Beth Ilina and her pitbull mix Apollo are greeted by Paco at the off-leash area of Greenbank Farm. Photo by Laura Guido/Whidbey News Group

Beth Ilina and her pitbull mix Apollo are greeted by Paco at the off-leash area of Greenbank Farm. Photo by Laura Guido/Whidbey News Group

Residents show dogged support for off-leash park at Greenbank Farm

The beloved off-leash dog area at Greenbank Farm is going to stay intact.

Posted meeting materials led some citizens to fear the Port of Coupeville, which manages the property, was intending to significantly reduce the approximately 50-acre area. A map from a resolution passed in 2009 appears to show a much smaller section of the farm as being dedicated to unleashed pooches.

Recent incidents with less-than-well-behaved canines and/or inattentive owners prompted commissioners and staff to re-evaluate how the dog area operates.

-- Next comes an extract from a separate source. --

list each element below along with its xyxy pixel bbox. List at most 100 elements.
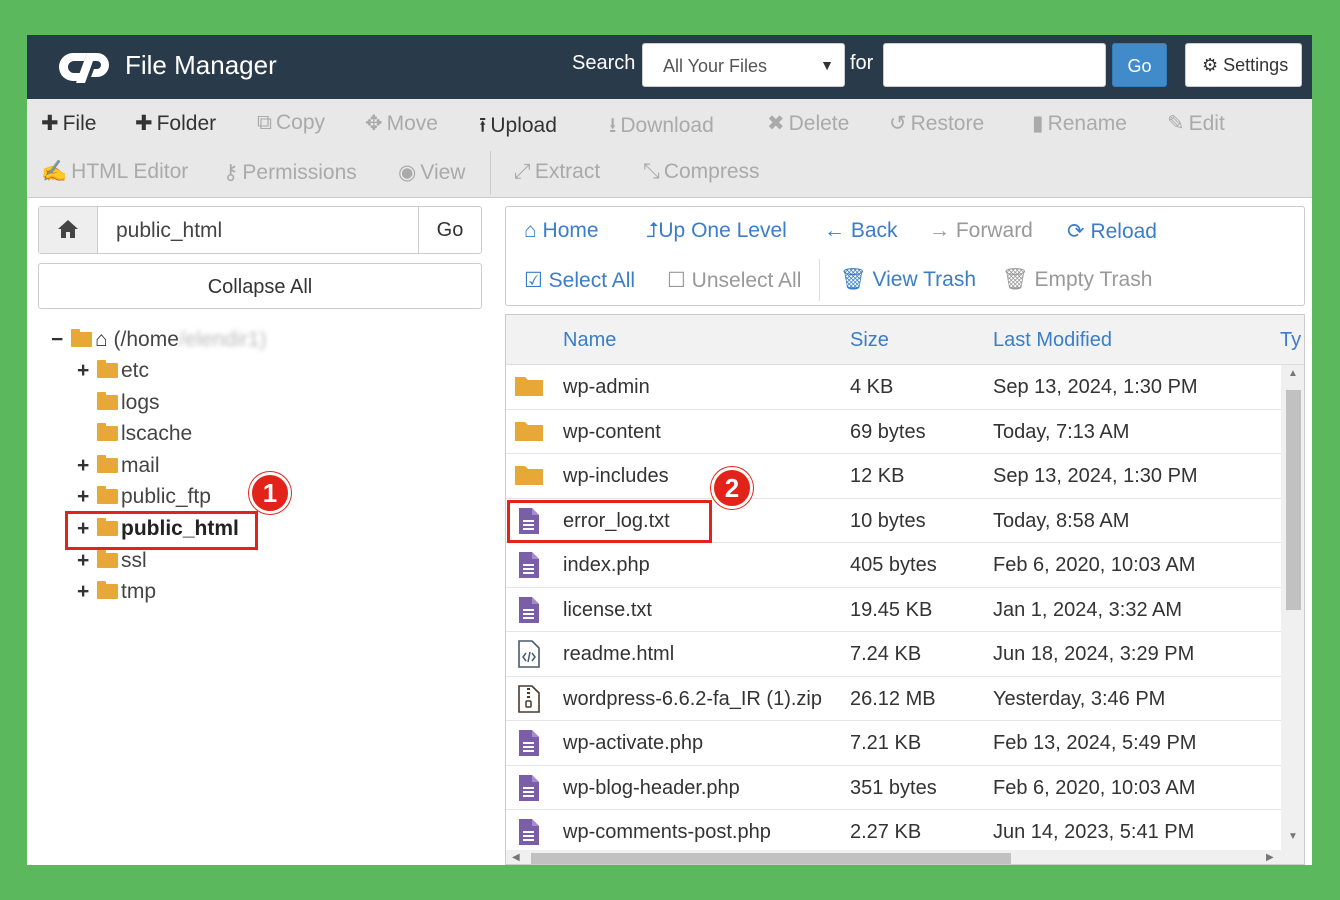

More than 50 people filled Barn A at the Greenbank Farm last Wednesday morning at the Port of Coupeville’s regular meeting. Nearly 30 people signed up to speak, most of whom supported the off-leash area and didn’t want too many fences or a reduction in space.

After public comment, commissioners allocated funding to install fencing around currently used agricultural areas.

“People here, we’re dog people,” Carolyn Cliff said. “We care about this,” she added later.

She said the large areas indicated for agriculture on the resolution’s map with a relatively smaller section labeled for recreation did not reflect actual use of the farm.

Executive Director Chris Michalopoulos explained at the meeting that the borders drawn on the map of concern have technically been in place for a decade, but nothing has been done since then to enforce them.

About nine months ago, the port formed a “dog-walking advisory committee” to make suggestions for how to handle roaming Rovers. At a meeting in October, the committee members said there was general agreement about the need for fencing, according to meeting minutes.

Joe Sheldon, who was a member of the committee, said Wednesday that essentially all of the farm’s trails are within the off-leash area, and there isn’t anywhere for mobility-impaired individuals to walk without fear of running into a perhaps overly exuberant pup. He is also a member of the Audubon Society and said there are also environmental concerns, such as for the savannah sparrow. The bird nests in the area and is severely threatened, he said.

Others spoke of the need for some type of barrier, such as Kim Gruetter of Salty Acres Farms, one of farms that leases land on the property. She said she’s had issues with less friendly pooches wandering to her operation, which is technically outside of the off-leash area.

“We have had some very bad owners,” she said.

A large swath of Greenbank Farm is labeled agriculture, but only a small part of it is currently in active use. There are three agricultural tenants and the Greenbank Garden Club’s community pea patch and hoop house, according to port staff.

At the meeting, two citizens with a background in horticulture said that much of the area designated for agriculture would be ill suited for that purpose because of soil conditions and a harsh microclimate.

“This area, I don’t think you could grow rocks there,” said Terry Rose, Master Gardener, while pointing at the print out of the farm property that’s designated for agriculture. He said other areas, however, are great for agriculture and should be protected by fences.

Many of those who spoke said they would be willing and eager to contribute to a plan for the farm that addresses concerns of the dog walkers, farmers, dog-less walkers and others who visit the land.

Michalopoulos said there will be a public hearing on the topic in the first quarter of 2020 to have “more two-way communication.”